- Location of Lahij Governorate in Yemen
- Location: Lahij Governorate, Yemen
- Target: Republic of Yemen Armed Forces
- Date: 10 January 2019
- Executed by: Houthis
- Casualties: 6 killed 25 injured

= 2019 Anad base drone strike =

Houthi attack in Lahij Governorate, Yemen

The Anad base drone strike was a Houthi attack carried out on 10 January 2019 in the Lahij Governorate near the southern port city of Aden. The strike killed six people attending a military parade, including the head of Yemeni Intelligence, and wounded at least 25 military personnel including a number of senior officers from the Yemeni army, the country's chief of staff, and a government official.

==Attack==
The attack targeted a military parade at the al-Anad airbase in the Lahij Governorate in the south of the country.
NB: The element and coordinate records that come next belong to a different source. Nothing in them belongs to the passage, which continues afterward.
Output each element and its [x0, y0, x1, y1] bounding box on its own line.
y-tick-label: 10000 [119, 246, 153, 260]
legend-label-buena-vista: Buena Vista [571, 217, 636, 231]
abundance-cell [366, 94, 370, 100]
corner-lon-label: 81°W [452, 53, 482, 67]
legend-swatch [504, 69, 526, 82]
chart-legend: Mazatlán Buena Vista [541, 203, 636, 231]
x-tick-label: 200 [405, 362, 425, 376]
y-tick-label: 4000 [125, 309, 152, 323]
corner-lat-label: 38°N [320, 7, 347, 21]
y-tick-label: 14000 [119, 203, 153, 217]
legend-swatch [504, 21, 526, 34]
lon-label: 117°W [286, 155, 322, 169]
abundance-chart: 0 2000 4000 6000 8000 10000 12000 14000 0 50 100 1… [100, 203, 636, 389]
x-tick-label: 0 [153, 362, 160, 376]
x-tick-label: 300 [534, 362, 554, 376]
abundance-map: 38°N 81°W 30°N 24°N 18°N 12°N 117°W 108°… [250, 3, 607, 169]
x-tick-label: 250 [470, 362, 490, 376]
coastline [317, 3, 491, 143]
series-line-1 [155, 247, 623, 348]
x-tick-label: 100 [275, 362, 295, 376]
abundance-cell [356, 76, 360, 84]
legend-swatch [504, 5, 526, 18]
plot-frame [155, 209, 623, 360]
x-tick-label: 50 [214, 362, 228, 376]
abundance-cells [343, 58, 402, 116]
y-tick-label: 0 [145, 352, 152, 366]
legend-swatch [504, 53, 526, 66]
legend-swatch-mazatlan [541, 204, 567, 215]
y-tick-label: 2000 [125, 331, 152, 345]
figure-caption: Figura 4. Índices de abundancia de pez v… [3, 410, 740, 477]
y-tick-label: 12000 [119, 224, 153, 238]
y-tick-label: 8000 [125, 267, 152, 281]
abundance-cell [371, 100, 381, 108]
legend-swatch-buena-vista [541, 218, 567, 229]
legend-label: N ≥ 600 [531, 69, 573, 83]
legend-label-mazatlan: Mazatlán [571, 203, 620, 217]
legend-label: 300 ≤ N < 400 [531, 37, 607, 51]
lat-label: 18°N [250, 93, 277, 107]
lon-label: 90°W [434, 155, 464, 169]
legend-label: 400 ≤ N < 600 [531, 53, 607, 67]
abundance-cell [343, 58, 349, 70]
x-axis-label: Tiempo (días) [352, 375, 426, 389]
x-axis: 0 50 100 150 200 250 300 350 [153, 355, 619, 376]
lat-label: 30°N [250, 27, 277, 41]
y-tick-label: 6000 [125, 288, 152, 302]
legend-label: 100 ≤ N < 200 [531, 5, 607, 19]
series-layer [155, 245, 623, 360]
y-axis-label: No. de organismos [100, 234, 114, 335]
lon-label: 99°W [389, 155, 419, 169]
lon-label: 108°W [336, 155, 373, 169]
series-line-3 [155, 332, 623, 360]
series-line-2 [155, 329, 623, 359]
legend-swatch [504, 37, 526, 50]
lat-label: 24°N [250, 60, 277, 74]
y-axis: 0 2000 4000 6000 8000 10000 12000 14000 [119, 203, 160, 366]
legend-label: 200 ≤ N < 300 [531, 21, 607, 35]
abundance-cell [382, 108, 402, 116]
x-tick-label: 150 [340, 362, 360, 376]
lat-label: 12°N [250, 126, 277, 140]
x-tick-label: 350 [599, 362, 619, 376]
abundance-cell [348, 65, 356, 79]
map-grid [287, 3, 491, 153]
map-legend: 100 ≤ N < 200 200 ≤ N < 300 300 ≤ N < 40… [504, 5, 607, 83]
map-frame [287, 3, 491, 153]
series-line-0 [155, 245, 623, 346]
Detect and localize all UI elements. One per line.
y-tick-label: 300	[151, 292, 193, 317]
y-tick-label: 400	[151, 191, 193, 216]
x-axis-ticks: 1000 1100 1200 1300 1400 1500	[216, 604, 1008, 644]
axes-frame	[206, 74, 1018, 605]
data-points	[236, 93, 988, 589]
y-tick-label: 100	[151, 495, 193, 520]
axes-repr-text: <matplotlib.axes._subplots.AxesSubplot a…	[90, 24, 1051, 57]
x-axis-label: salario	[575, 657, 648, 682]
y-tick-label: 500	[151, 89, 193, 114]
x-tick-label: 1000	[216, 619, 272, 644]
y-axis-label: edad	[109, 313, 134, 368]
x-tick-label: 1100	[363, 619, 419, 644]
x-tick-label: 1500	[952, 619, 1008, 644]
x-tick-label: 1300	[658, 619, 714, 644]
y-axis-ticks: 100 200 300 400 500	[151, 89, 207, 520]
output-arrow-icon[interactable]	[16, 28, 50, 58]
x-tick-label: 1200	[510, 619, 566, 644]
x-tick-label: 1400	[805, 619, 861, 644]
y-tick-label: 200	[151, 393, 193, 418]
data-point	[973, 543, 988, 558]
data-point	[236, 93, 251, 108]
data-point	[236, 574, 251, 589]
A sophisticated Qasef-2K model drone exploded over the parade from a height of 20 meters and rained shrapnel down on the ground. This model drone had not previously been used by the Houthis. The wounded included Maj. Gen. Mohammad Saleh Tamah, the head of Yemen's Intelligence Service, Mohammad Jawas, a senior military commander, and Ahmed al-Turki, the governor of Lahij. General Tamah died of his injuries on January 13.

==Reaction==
The Houthis’ Al-Masirah TV announced that the aims of al-Anad base drone strike were to attack “the leadership of the invaders”.

The Houthi drone attack led to pressure on the UN to suspend peace talks in Yemen.

"This is an unprecedented and pretty aggressive move for them to be hitting this base," Adam Baron, visiting fellow with the European Council on Human Relations, told ABC News. "The Houthis have not succeeded in carrying out an attack of this magnitude against a Yemeni military installation in quite some time."

Jeremy Binnie, a weapons expert who works as the Middle East and Africa editor at Jane's Defence Weekly, said he believes it's the first time the Houthis used this version of the drone in the field.